Do BDMs fight for your deal?

Mark was keen to point out that brokers can get frustrated having “to chase things up” because there’s “a lot more legwork work to do now, compared to previous years, particularly given we’ve got rising rates and all sorts of weird things going on in the economy.”

So how involved does a BDM get in championing your deal with an assessor?

“They’ll give you a quick no if it’s not ideal for us or if your deal is just too far outside of our lending policy. If it’s just a little bit outside of policy, they may be able to seek an exception. So, we’ll have a chat with our senior credit team and see if the deal is a possibility or not.”

“And if it is yes, or if there’s any other deal that does fit neatly into policy, our BDMs are there to help manage that deal through the pipeline, through all the different stages, to unconditional docs, and then to settlement.”

“Our BDMs are spending a lot of time doing that at the moment because things are complicated. As we know, the market has been really busy. So there are a lot of applications in the queue.”

Understanding a BDMs role

Bridget gave some unique insight for brokers to understand the day-to-day role of a BDM, saying that “It’s not an easy job, you have to love it.”

“I love talking to people and I love trying to solve problems. You need to be resilient because we know customers get emotional if they’re settling on a property, and it’s getting quite close to the wire,” said Bridget.

“A BDMs role is to be out there. Ideally, we’re not in the office very much at all. We need to be out there going to see a broker in their office because then we can understand, ‘how do you work? Who in your office do I need to know?’ Because it might not just be you (the broker), it might be your processor that I need to get to know as well.”

“My combined team helps bring in about 100 applications a day. So, it’s a high-volume, high-pressure job. And that’s why sometimes it might feel like they’re not responding as quickly as you would like, but they’re doing their best, given the volume that they’re dealing with.”
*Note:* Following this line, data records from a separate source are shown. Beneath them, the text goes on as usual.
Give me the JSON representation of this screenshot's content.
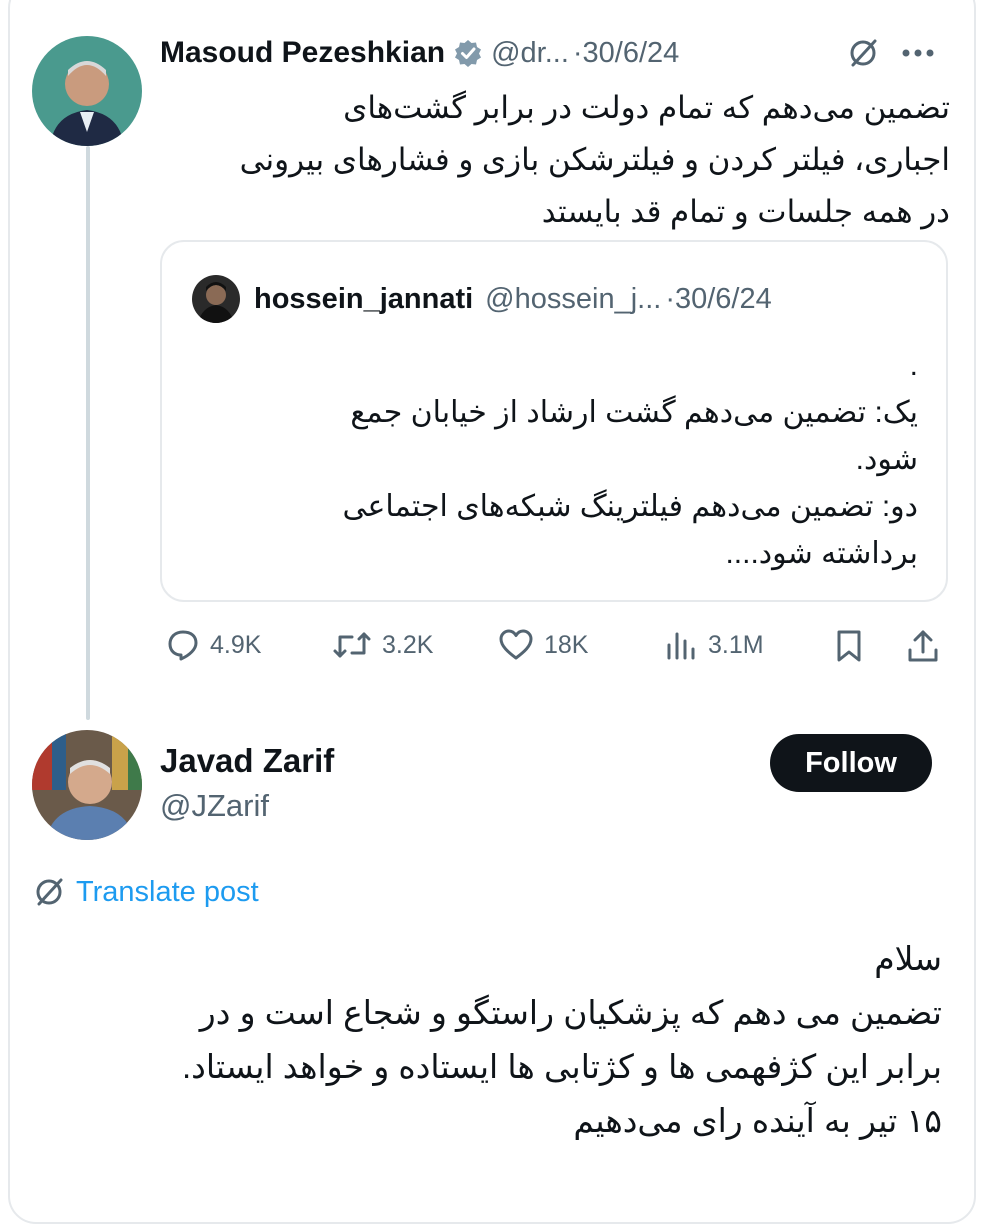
{
  "tweet": {
    "author_name": "Masoud Pezeshkian",
    "author_handle": "@dr...",
    "date": "·30/6/24",
    "text_lines": [
      "تضمین می‌دهم که تمام دولت در برابر  گشت‌های",
      "اجباری، فیلتر کردن و فیلترشکن بازی و فشارهای بیرونی",
      "در همه جلسات و تمام قد بایستد"
    ]
  },
  "quoted": {
    "author_name": "hossein_jannati",
    "author_handle": "@hossein_j...",
    "date": "·30/6/24",
    "text_lines": [
      ".",
      "یک: تضمین می‌دهم گشت ارشاد از خیابان جمع",
      "شود.",
      "دو: تضمین می‌دهم فیلترینگ شبکه‌های اجتماعی",
      "برداشته شود...."
    ]
  },
  "actions": {
    "replies": "4.9K",
    "reposts": "3.2K",
    "likes": "18K",
    "views": "3.1M"
  },
  "reply": {
    "author_name": "Javad Zarif",
    "author_handle": "@JZarif",
    "follow_label": "Follow",
    "translate_label": "Translate post",
    "text_lines": [
      "سلام",
      "تضمین می دهم که پزشکیان راستگو و شجاع است و  در",
      "برابر این کژفهمی ها و کژتابی ها ایستاده و خواهد ایستاد.",
      "۱۵ تیر به آینده رای می‌دهیم"
    ]
  },
  "colors": {
    "text": "#0f1419",
    "muted": "#536471",
    "link": "#1d9bf0",
    "verified": "#829aab",
    "border": "#e6e9ec",
    "follow_bg": "#0f1419"
  },
  "icons": [
    "verified-badge-icon",
    "grok-slash-icon",
    "more-icon",
    "reply-icon",
    "repost-icon",
    "like-icon",
    "views-icon",
    "bookmark-icon",
    "share-icon",
    "translate-icon"
  ]
}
How can a broker get the edge and build a relationship with a BDM?

When it comes to building a strong relationship with a BDM, Mark asked Bridget what some of the best steps are for a broker: “Should I text them? Should I email them? Should I take them out for a beer once a month, or have coffee with them? What should I be doing? Because I’m trying to get the edge over other brokers,” said Mark.

Bridget said a combination of those simple steps goes a long way, “but you shouldn’t do all three of them in a half-hour block.”
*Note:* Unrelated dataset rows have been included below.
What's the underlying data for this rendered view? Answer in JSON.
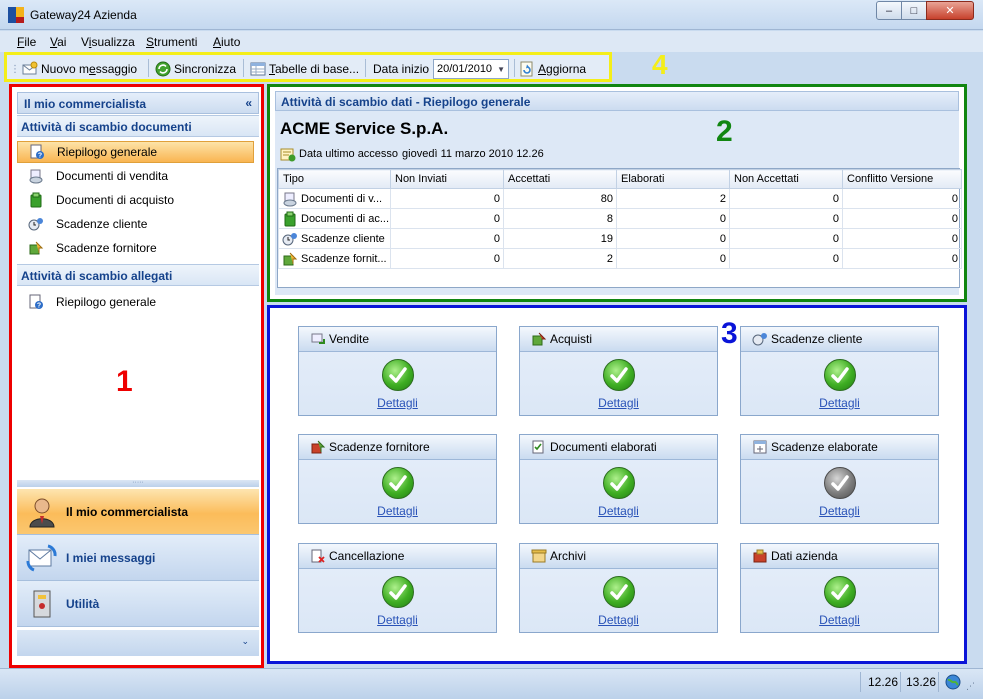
{
  "window": {
    "title": "Gateway24 Azienda",
    "min": "–",
    "max": "□",
    "close": "✕"
  },
  "menu": [
    {
      "label": "File"
    },
    {
      "label": "Vai"
    },
    {
      "label": "Visualizza"
    },
    {
      "label": "Strumenti"
    },
    {
      "label": "Aiuto"
    }
  ],
  "toolbar": {
    "new_message": "Nuovo messaggio",
    "sync": "Sincronizza",
    "base_tables": "Tabelle di base...",
    "start_date_label": "Data inizio",
    "start_date_value": "20/01/2010",
    "refresh": "Aggiorna"
  },
  "annotations": {
    "one": "1",
    "two": "2",
    "three": "3",
    "four": "4"
  },
  "nav": {
    "header": "Il mio commercialista",
    "collapse": "«",
    "group_documents": "Attività di scambio documenti",
    "documents_items": [
      {
        "label": "Riepilogo generale",
        "icon": "summary-icon"
      },
      {
        "label": "Documenti di vendita",
        "icon": "sales-documents-icon"
      },
      {
        "label": "Documenti di acquisto",
        "icon": "purchase-documents-icon"
      },
      {
        "label": "Scadenze cliente",
        "icon": "customer-deadlines-icon"
      },
      {
        "label": "Scadenze fornitore",
        "icon": "supplier-deadlines-icon"
      }
    ],
    "group_attachments": "Attività di scambio allegati",
    "attachments_items": [
      {
        "label": "Riepilogo generale",
        "icon": "summary-icon"
      }
    ],
    "splitter": "·····",
    "big_items": [
      {
        "label": "Il mio commercialista",
        "icon": "accountant-icon"
      },
      {
        "label": "I miei messaggi",
        "icon": "messages-icon"
      },
      {
        "label": "Utilità",
        "icon": "utilities-icon"
      }
    ],
    "footer_chevron": "⌄"
  },
  "summary": {
    "header": "Attività di scambio dati - Riepilogo generale",
    "company": "ACME Service S.p.A.",
    "last_access_label": "Data ultimo accesso",
    "last_access_value": "giovedì 11 marzo 2010 12.26",
    "columns": [
      "Tipo",
      "Non Inviati",
      "Accettati",
      "Elaborati",
      "Non Accettati",
      "Conflitto Versione"
    ],
    "rows": [
      {
        "tipo": "Documenti di v...",
        "non_inviati": "0",
        "accettati": "80",
        "elaborati": "2",
        "non_accettati": "0",
        "conflitto": "0"
      },
      {
        "tipo": "Documenti di ac...",
        "non_inviati": "0",
        "accettati": "8",
        "elaborati": "0",
        "non_accettati": "0",
        "conflitto": "0"
      },
      {
        "tipo": "Scadenze cliente",
        "non_inviati": "0",
        "accettati": "19",
        "elaborati": "0",
        "non_accettati": "0",
        "conflitto": "0"
      },
      {
        "tipo": "Scadenze fornit...",
        "non_inviati": "0",
        "accettati": "2",
        "elaborati": "0",
        "non_accettati": "0",
        "conflitto": "0"
      }
    ]
  },
  "dashboard": {
    "cards": [
      {
        "title": "Vendite",
        "icon": "sales-icon",
        "status": "ok",
        "link": "Dettagli"
      },
      {
        "title": "Acquisti",
        "icon": "purchases-icon",
        "status": "ok",
        "link": "Dettagli"
      },
      {
        "title": "Scadenze cliente",
        "icon": "customer-deadlines-icon",
        "status": "ok",
        "link": "Dettagli"
      },
      {
        "title": "Scadenze fornitore",
        "icon": "supplier-deadlines-icon",
        "status": "ok",
        "link": "Dettagli"
      },
      {
        "title": "Documenti elaborati",
        "icon": "processed-documents-icon",
        "status": "ok",
        "link": "Dettagli"
      },
      {
        "title": "Scadenze elaborate",
        "icon": "processed-deadlines-icon",
        "status": "neutral",
        "link": "Dettagli"
      },
      {
        "title": "Cancellazione",
        "icon": "deletion-icon",
        "status": "ok",
        "link": "Dettagli"
      },
      {
        "title": "Archivi",
        "icon": "archives-icon",
        "status": "ok",
        "link": "Dettagli"
      },
      {
        "title": "Dati azienda",
        "icon": "company-data-icon",
        "status": "ok",
        "link": "Dettagli"
      }
    ]
  },
  "status": {
    "time1": "12.26",
    "time2": "13.26",
    "icon": "network-globe-icon"
  },
  "colors": {
    "accent_orange": "#fbbc5a",
    "panel_blue": "#15428b",
    "ok_green": "#3fae23",
    "link_blue": "#2a53b8"
  }
}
For Bridget, the most important thing for a broker to build a solid relationship with their BDM is to treat people “with respect.”
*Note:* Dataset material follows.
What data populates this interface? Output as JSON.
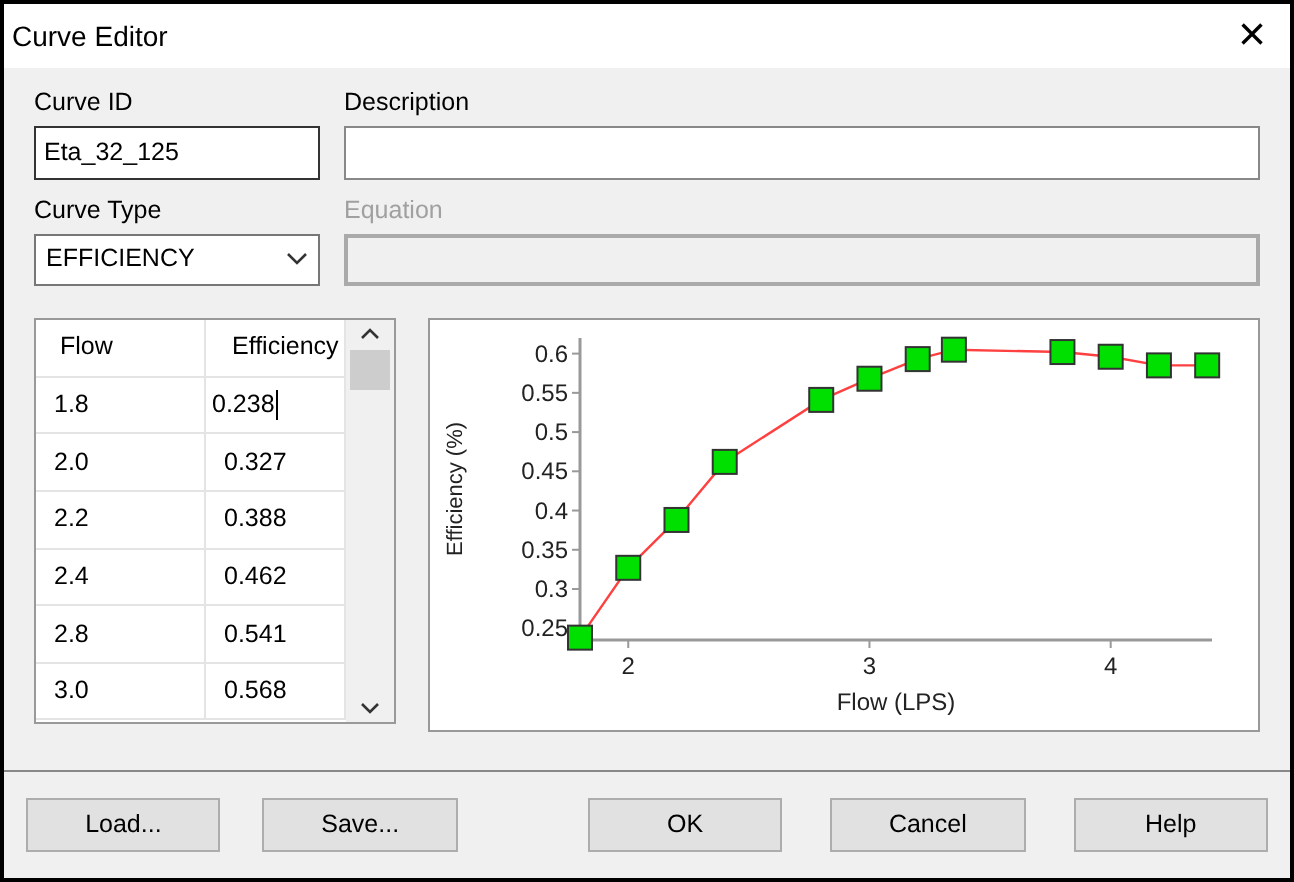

“Take the emotion out of it. We realise home loan applications are emotional, but be ready with what you want. So when you’re making that call to us… we just need to know: ‘what is it that you need? Where are we at? What do you need from us?’”

Setting up a business model today

For any broker, a successful business will require a number of things, but Bridget said that she sees the most success with brokers who focus on workflow and processes.

Bridget’s advice for brokers is to utilise “the tools that are available, and then work out what you are best at.”

“Brokers typically are great at sitting in front of people and having great conversations with them, but may not always have time for doing paperwork. So they’ll have a workflow where it then goes to processors who are experts at that. Those are the brokers that we see are really successful.”

Mark agreed that the brokers he knows “are really successful in our group, they have good people skills” but also have efficient processes in their business to handle the relationships with BDMs and the loan processing part of the job.